Six hours earlier, Gov. Dewey, the Republican presidential nominee, charged in Springfield, Illinois, that Smith had made a "sinister effort to smear" Bricker. Smith, said Dewey, "is one of those rabble-rousers who, like Adolf Hitler, makes racial prejudice his stock in trade."

Bricker, who had arrived in St. Louis for a two-day conference of the 26 Republican governors, told reporters that he had paid very little attention to Smith or his movement until last night, "when he associated my name with his at a meeting of some kind that was held in Michigan."

Bricker added, "I hate demagoguery, religious intolerance and racial prejudice. They can destroy our free government, as they have destroyed liberty around the world. I shall fight them as long as I am in public office or as long as I live.

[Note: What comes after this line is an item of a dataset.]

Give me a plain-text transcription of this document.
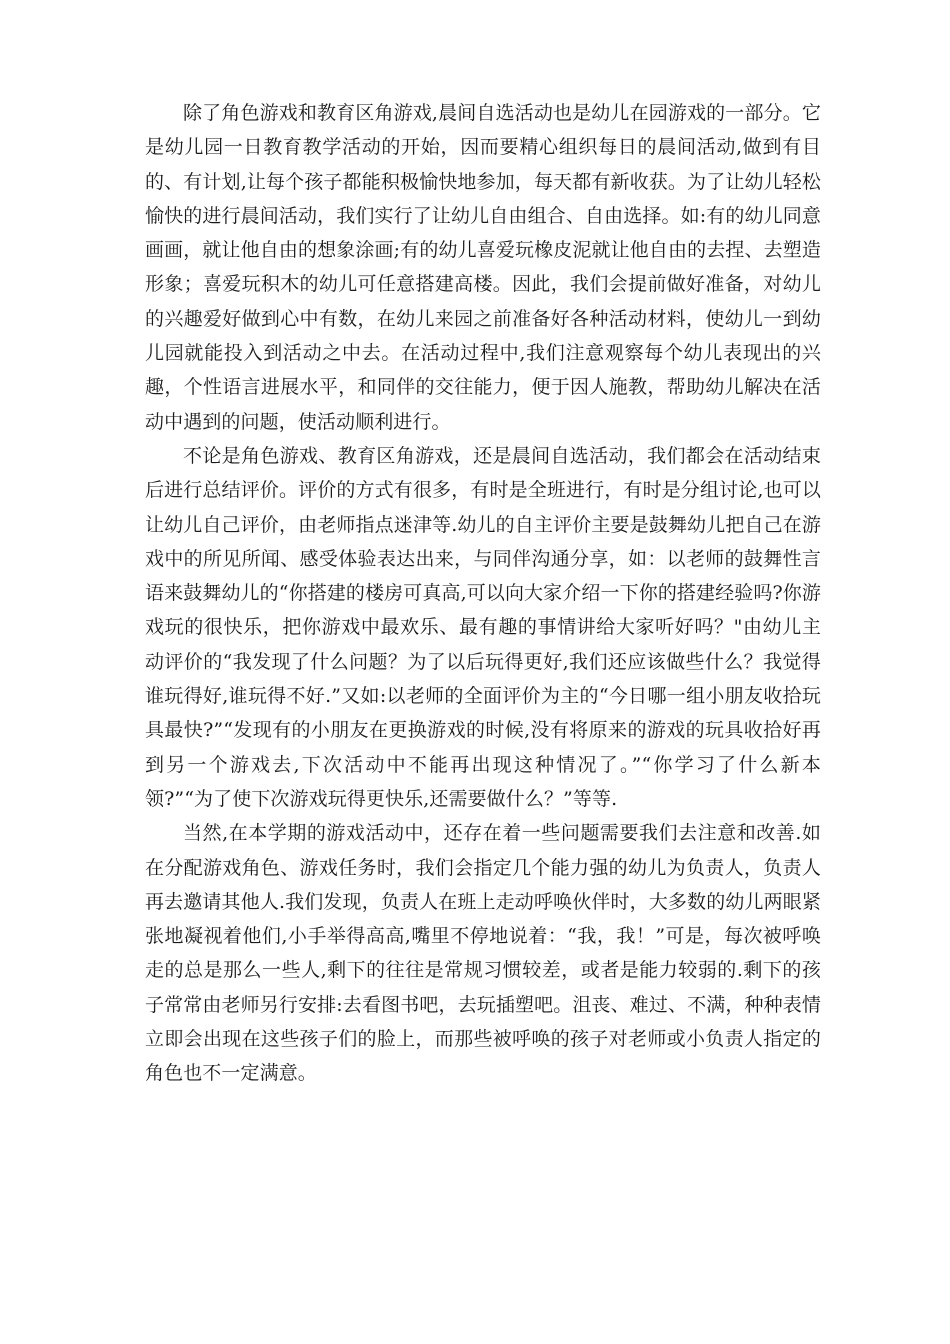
除了角色游戏和教育区角游戏,晨间自选活动也是幼儿在园游戏的一部分。它是幼儿园一日教育教学活动的开始，因而要精心组织每日的晨间活动,做到有目的、有计划,让每个孩子都能积极愉快地参加，每天都有新收获。为了让幼儿轻松愉快的进行晨间活动，我们实行了让幼儿自由组合、自由选择。如:有的幼儿同意画画，就让他自由的想象涂画;有的幼儿喜爱玩橡皮泥就让他自由的去捏、去塑造形象；喜爱玩积木的幼儿可任意搭建高楼。因此，我们会提前做好准备，对幼儿的兴趣爱好做到心中有数，在幼儿来园之前准备好各种活动材料，使幼儿一到幼儿园就能投入到活动之中去。在活动过程中,我们注意观察每个幼儿表现出的兴趣，个性语言进展水平，和同伴的交往能力，便于因人施教，帮助幼儿解决在活动中遇到的问题，使活动顺利进行。

不论是角色游戏、教育区角游戏，还是晨间自选活动，我们都会在活动结束后进行总结评价。评价的方式有很多，有时是全班进行，有时是分组讨论,也可以让幼儿自己评价，由老师指点迷津等.幼儿的自主评价主要是鼓舞幼儿把自己在游戏中的所见所闻、感受体验表达出来，与同伴沟通分享，如：以老师的鼓舞性言语来鼓舞幼儿的“你搭建的楼房可真高,可以向大家介绍一下你的搭建经验吗?你游戏玩的很快乐，把你游戏中最欢乐、最有趣的事情讲给大家听好吗？"由幼儿主动评价的“我发现了什么问题？为了以后玩得更好,我们还应该做些什么？我觉得谁玩得好,谁玩得不好.”又如:以老师的全面评价为主的“今日哪一组小朋友收拾玩具最快?”“发现有的小朋友在更换游戏的时候,没有将原来的游戏的玩具收拾好再到另一个游戏去,下次活动中不能再出现这种情况了。”“你学习了什么新本领?”“为了使下次游戏玩得更快乐,还需要做什么？”等等.

当然,在本学期的游戏活动中，还存在着一些问题需要我们去注意和改善.如在分配游戏角色、游戏任务时，我们会指定几个能力强的幼儿为负责人，负责人再去邀请其他人.我们发现，负责人在班上走动呼唤伙伴时，大多数的幼儿两眼紧张地凝视着他们,小手举得高高,嘴里不停地说着：“我，我！”可是，每次被呼唤走的总是那么一些人,剩下的往往是常规习惯较差，或者是能力较弱的.剩下的孩子常常由老师另行安排:去看图书吧，去玩插塑吧。沮丧、难过、不满，种种表情立即会出现在这些孩子们的脸上，而那些被呼唤的孩子对老师或小负责人指定的角色也不一定满意。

"The right of religious worship according to one's own conscience is protected to every American citizen in the Bill of Rights. The men and women of our armed forces are fighting and dying to preserve that precious right. We must preserve it here at home."

In Detroit, Smith said that he was "happy and proud" to share a place with Congressman Hamilton Fish of New York on Dewey's "purge list."

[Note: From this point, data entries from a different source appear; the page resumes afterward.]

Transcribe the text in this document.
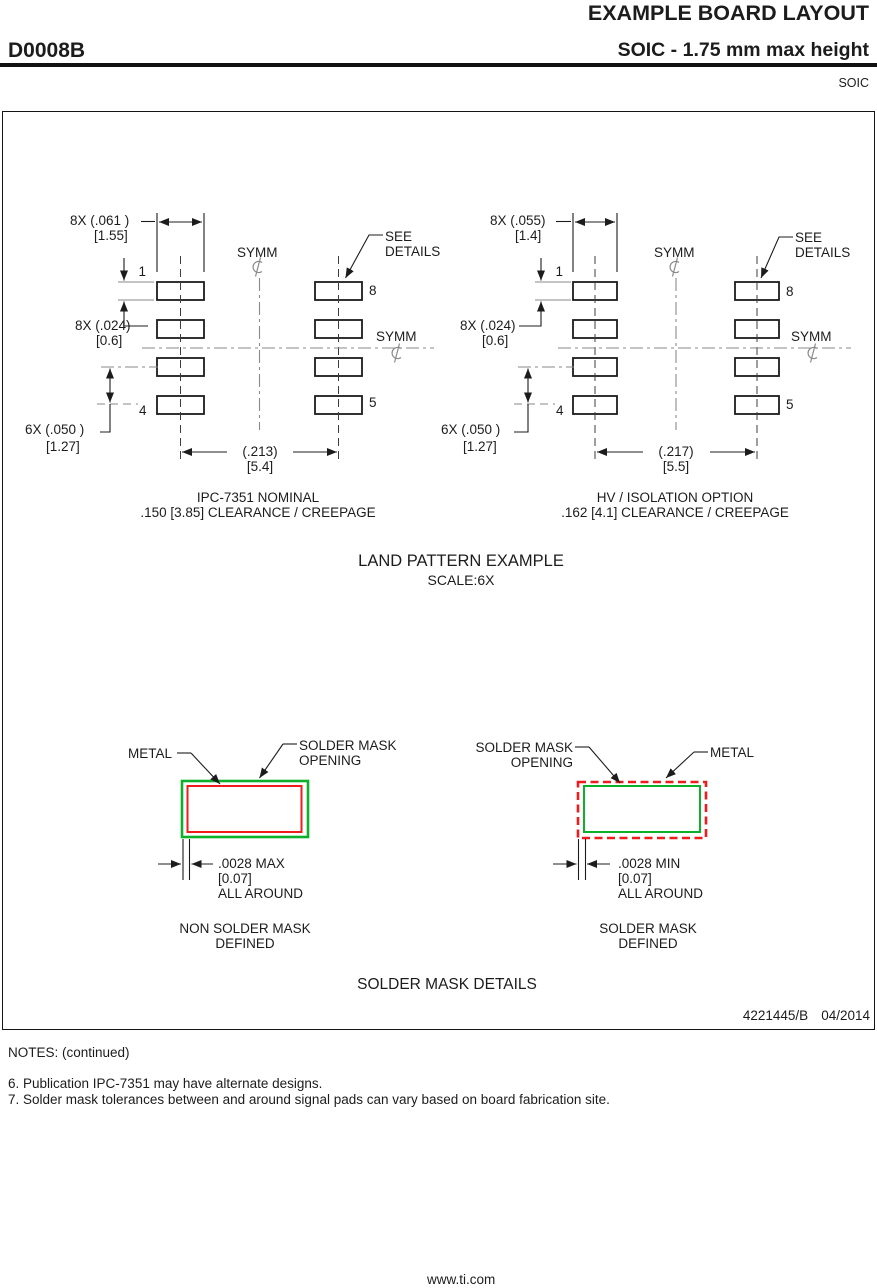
EXAMPLE BOARD LAYOUT
D0008B	SOIC - 1.75 mm max height
SOIC
8X (.061 )
[1.55]
1
8X (.024)
[0.6]
6X (.050 )
[1.27]
4
8
5
SYMM
SYMM
SEE
DETAILS
(.213)
[5.4]
IPC-7351 NOMINAL
.150 [3.85] CLEARANCE / CREEPAGE
8X (.055)
[1.4]
1
8X (.024)
[0.6]
6X (.050 )
[1.27]
4
8
5
SYMM
SYMM
SEE
DETAILS
(.217)
[5.5]
HV / ISOLATION OPTION
.162 [4.1] CLEARANCE / CREEPAGE
LAND PATTERN EXAMPLE
SCALE:6X
METAL
SOLDER MASK
OPENING
.0028 MAX
[0.07]
ALL AROUND
NON SOLDER MASK
DEFINED
SOLDER MASK
OPENING
METAL
.0028 MIN
[0.07]
ALL AROUND
SOLDER MASK
DEFINED
SOLDER MASK DETAILS
4221445/B 04/2014
NOTES: (continued)
6. Publication IPC-7351 may have alternate designs.
7. Solder mask tolerances between and around signal pads can vary based on board fabrication site.
www.ti.com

Smith added that Bricker, in "repudiating our sincere desire to mobilize 3,000,000 of our people in his behalf, displays the same weakness he showed when he capitulated unnecessarily to Mr. Dewey in Chicago."

Ultimately, the vice presidential spot on the America First ticket was taken by former Father Coughlin activist Harry Romer.

===Election outcome===
The results of the 1944 presidential election were less than encouraging for America First Party members; of the more than 47,600,000 presidential votes cast, Smith received a mere 1,780, mostly from the states of Texas and Michigan.

==Subsequent elections==
This America First Party was renamed the Christian Nationalist Party in August 1947. Initially, Smith announced that the party would not nominate a candidate for the 1948 election.

In 1948 the Christian Nationalist Party nominated Smith for President and Harry Romer for vice president; according to the website "ourcampaigns.com" this ticket received just 42 votes nationwide. The campaign platform included a full-scale defense of segregation, as well as opposition to civil rights.

In 1952, the Constitution Party, which was also known as the Christian Nationalist Party or America First Party in some states, nominated Douglas MacArthur for president, and Harry F. Byrd for vice president, without their consent, while the Christian Nationalists nominated MacArthur and crusading anti-Communist California State Senator Jack B. Tenney. This election apparently marked the final time that candidates were fielded by the original Smith movement or its offspring. By this time, Smith and others in the party had become devout anti-Communists, and this worked against the organization's isolationist and non-interventionist ideology.

==Later parties==
The name "America First Party" was used by several later campaigns unconnected to the original party:

- Perennial candidate Lar Daly used it in the 1960 presidential campaign, where he received 1,767 write-in votes.
- Justice Ralph Forbes of London, Arkansas, ran as the "America First Party" candidate in the 1996 presidential campaign with anti-abortion movement leader Andy Anderson as his running mate, winning 932 votes. He had tried unsuccessfully to file as the candidate of his own Freedom Party. Forbes had a reactionary hard-right past, having previously been a campaign manager for David Duke's Populist Party run for the Presidency and had also been an officer in the American Nazi Party.
- In 2002 after Pat Buchanan returned to the Republican Party, many of his campaign supporters also left the Reform Party to form the current America First Party, a paleoconservative party headquartered and with ballot access in Mississippi.